Ask Slashdot: Clusters On the Cheap?
First time accepted submitter serviscope_minor writes "A friend of mine has recently started a research group. As usual with these things, she is on a shoestring budget and has computational demands. The computational task is very parallel (but implementing it on GPUs is an open research problem and not the topic of research), and very CPU bound. Can slashdotters advise on a practical way of getting really high bang for buck? The budget is about £4000 (excluding VAT/sales tax), though it is likely that the system will be expanded later. The computers will probably end up running a boring Linux distro and Sun GridEngine to manage batch processing (with home directories shared over NFS)."
Why waste money on building a cluster when you can rent the best in the world * by the hour * ?
Actually, that's a good question... Assuming no time constraints, at what point does it make sense to buy hardware rather than use the cloud? Take that budget above (roughly US$6K) and the best hardware you can get for that price: How many months would you need to run it, flat out, to equal the number of floating-point ops EC2 would give you for that cost?
Many universities/consortia have supercomputers available on which researchers can apply for (or buy) time. For example, my university is a member of VPAC, which has a big-arse cluster shared between a number of institutions. She might get much better bang for buck if she uses the money for that, rather than splashing out for dedicated hardware.

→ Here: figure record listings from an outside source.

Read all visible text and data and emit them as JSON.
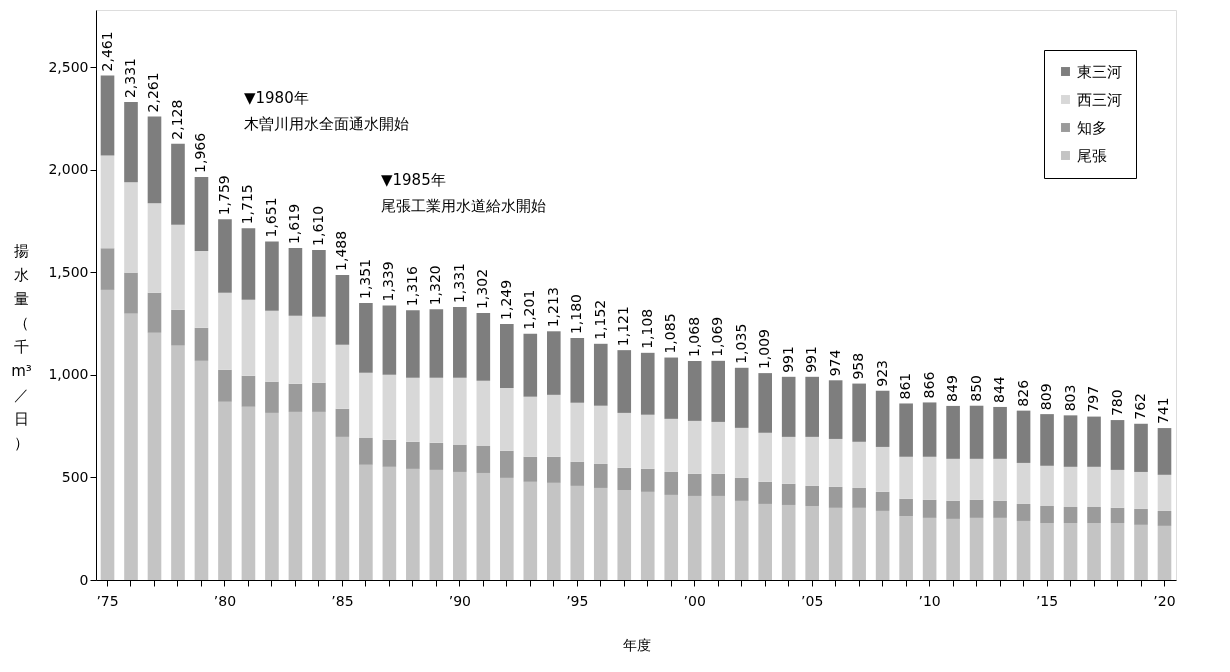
{
  "chart_data": {
    "type": "bar",
    "stacked": true,
    "xlabel": "年度",
    "ylabel": "揚水量（千m³／日）",
    "categories": [
      "’75",
      null,
      null,
      null,
      null,
      "’80",
      null,
      null,
      null,
      null,
      "’85",
      null,
      null,
      null,
      null,
      "’90",
      null,
      null,
      null,
      null,
      "’95",
      null,
      null,
      null,
      null,
      "’00",
      null,
      null,
      null,
      null,
      "’05",
      null,
      null,
      null,
      null,
      "’10",
      null,
      null,
      null,
      null,
      "’15",
      null,
      null,
      null,
      null,
      "’20"
    ],
    "series": [
      {
        "name": "尾張",
        "color": "#c4c4c4",
        "values": [
          1415,
          1299,
          1206,
          1143,
          1069,
          869,
          845,
          815,
          820,
          820,
          698,
          562,
          552,
          542,
          537,
          527,
          522,
          498,
          479,
          474,
          459,
          449,
          439,
          430,
          415,
          410,
          410,
          386,
          371,
          366,
          361,
          352,
          352,
          337,
          312,
          303,
          298,
          303,
          303,
          288,
          278,
          278,
          278,
          278,
          269,
          264
        ]
      },
      {
        "name": "知多",
        "color": "#9b9b9b",
        "values": [
          203,
          200,
          195,
          175,
          161,
          156,
          151,
          152,
          137,
          142,
          137,
          131,
          132,
          132,
          132,
          132,
          132,
          132,
          122,
          127,
          117,
          117,
          108,
          112,
          112,
          108,
          108,
          112,
          108,
          103,
          98,
          102,
          97,
          93,
          84,
          88,
          88,
          88,
          83,
          83,
          83,
          78,
          78,
          74,
          78,
          73
        ]
      },
      {
        "name": "西三河",
        "color": "#d8d8d8",
        "values": [
          452,
          441,
          436,
          415,
          375,
          376,
          371,
          346,
          332,
          322,
          312,
          318,
          317,
          312,
          317,
          327,
          318,
          307,
          293,
          302,
          288,
          284,
          268,
          264,
          259,
          258,
          253,
          244,
          239,
          229,
          239,
          234,
          225,
          219,
          205,
          210,
          205,
          200,
          205,
          200,
          196,
          196,
          196,
          185,
          180,
          176
        ]
      },
      {
        "name": "東三河",
        "color": "#7e7e7e",
        "values": [
          391,
          391,
          424,
          395,
          361,
          358,
          348,
          338,
          330,
          326,
          341,
          340,
          338,
          330,
          334,
          345,
          330,
          312,
          307,
          310,
          316,
          302,
          306,
          302,
          299,
          292,
          298,
          293,
          291,
          293,
          293,
          286,
          284,
          274,
          260,
          265,
          258,
          259,
          253,
          255,
          252,
          251,
          245,
          243,
          235,
          228
        ]
      }
    ],
    "totals": [
      "2,461",
      "2,331",
      "2,261",
      "2,128",
      "1,966",
      "1,759",
      "1,715",
      "1,651",
      "1,619",
      "1,610",
      "1,488",
      "1,351",
      "1,339",
      "1,316",
      "1,320",
      "1,331",
      "1,302",
      "1,249",
      "1,201",
      "1,213",
      "1,180",
      "1,152",
      "1,121",
      "1,108",
      "1,085",
      "1,068",
      "1,069",
      "1,035",
      "1,009",
      "991",
      "991",
      "974",
      "958",
      "923",
      "861",
      "866",
      "849",
      "850",
      "844",
      "826",
      "809",
      "803",
      "797",
      "780",
      "762",
      "741"
    ],
    "ylim": [
      0,
      2780
    ],
    "yticks": [
      0,
      500,
      {
        "value": 1000,
        "label": "1,000"
      },
      {
        "value": 1500,
        "label": "1,500"
      },
      {
        "value": 2000,
        "label": "2,000"
      },
      {
        "value": 2500,
        "label": "2,500"
      }
    ],
    "annotations": [
      "▼1980年",
      "木曽川用水全面通水開始",
      "▼1985年",
      "尾張工業用水道給水開始"
    ],
    "grid": false,
    "legend": "top right"
  }
}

Any sufficiently advanced technology is indistinguishable from a rigged demo
--Andy Finkel (J. Klass?)
Why buy your own when you can use existing GRID infrastructure? For 4k you can't do much more that get a few decent desktops for yourself and a few grad students and/or postdocs. Rather than blow it on a massively underpowered cluster use the grid. I know the UK has massive clusters available to researchers so find out how to get an account and resources on them and use those. For test jobs, interactive analysis and other low latency tasks use your desktop.
You can get a SuperMicro reseller to sell you one workstation with 4 sockets of CPUs and a bunch of RAM. UK£ 4000 = 6 299.2 U.S. dollars
That buys you a box with 4 x Opteron 6134 (32 cores) and 128GB RAM (32 x 4GB sticks). And some hard disks.
OP hasn't mentioned a lot except budget. Since you are on such a tight budget, I would highly recommend doing some theoretical analysis first. Do you have a serial code? How much parallelism exists in the code? You say the task is 'very parallel', but Amdahl's law (which is really common sense) will tell you that even for small amounts of serial sections of code, your speedup will be limited. You should also consider the amount of time the code actually runs. Achieving a speedup of 2 for a serial code that runs for one minute is near worthless.
After you estimate speedup, do some rough calculations on the basis of average cost of a processor and the the number of processors required. This should give you an estimate of the hardware cost required. Compare that with the cost of CPU cycles per dollar you get using a cloud service such as Amazon.
$1.60 / hour for the largest non-GPU cluster instance. This also provides you with rather fast interconnects and scalability with multiple instances.
Only £4,000 in hardware would be a waste of money. You wouldn't have all that much computing power, and it would be obsolete immediately.
She could also consider creating a BOINC project. She could then do some publicity locally and on forums, to get people to choose her project. I've never tried creating a BOINC project, so I don't know how hard this is. However, I do run the client as a background task, and I imagine many other people do as well.
Enjoy life! This is not a dress rehearsal.
Hmm I wonder if the College has a datacenter already. You know, so ya dont have to worry about the overhead.
Ohh and man hours to configure the thing? You know I'm sure there are a load of students there working for free.
This is NOT some company trying to spin up a new service. This is a school doing a project. That means shoe string budget, and the people get paid with good grades in their class.
4000 pounds wont get you very far at all on Amazon.
I love it when people take the question given and then insist that the problem can only be solved by changing the specifications to using "cloud" computing or some other nonsense. It makes you guys look like paid shrills.
You are entitled to your own opinions, not your own facts.
The problem is the constraints. The cheap cluster in my old department cost £100k. £4k does not buy you a lot of hardware. You will probably find a lot more lying around in the undergrad labs. For some of my work as a PhD student, that's exactly what I used - each lab had 40 machines on a GigE network and closed overnight, and for work that wasn't that latency sensitive, I could distribute it across the machines there and run it at night without anyone minding.
If you're serious about needing a cluster, then you need to spend a lot more than £4K. If you only need a cluster for a short time, then £4K can buy you a chunk of time on someone else's hardware. Since this is the UK, they should contact the Manchester Supercomputing Centre, which provides this kind of service to UK universities at quite a reasonable price (and will also lend you people who are good at optimising code for their systems). If the university doesn't already have some clusters lying around, then you should get in contact with a few other research groups. £4K won't go very far, but if half a dozen research groups each put in £4K then that gives you enough for a reasonable cluster to share between the various users.
I am TheRaven on Soylent News
Just get with the guy who did the ask Slashdot the other day that didnt know what to do with his supercomputer.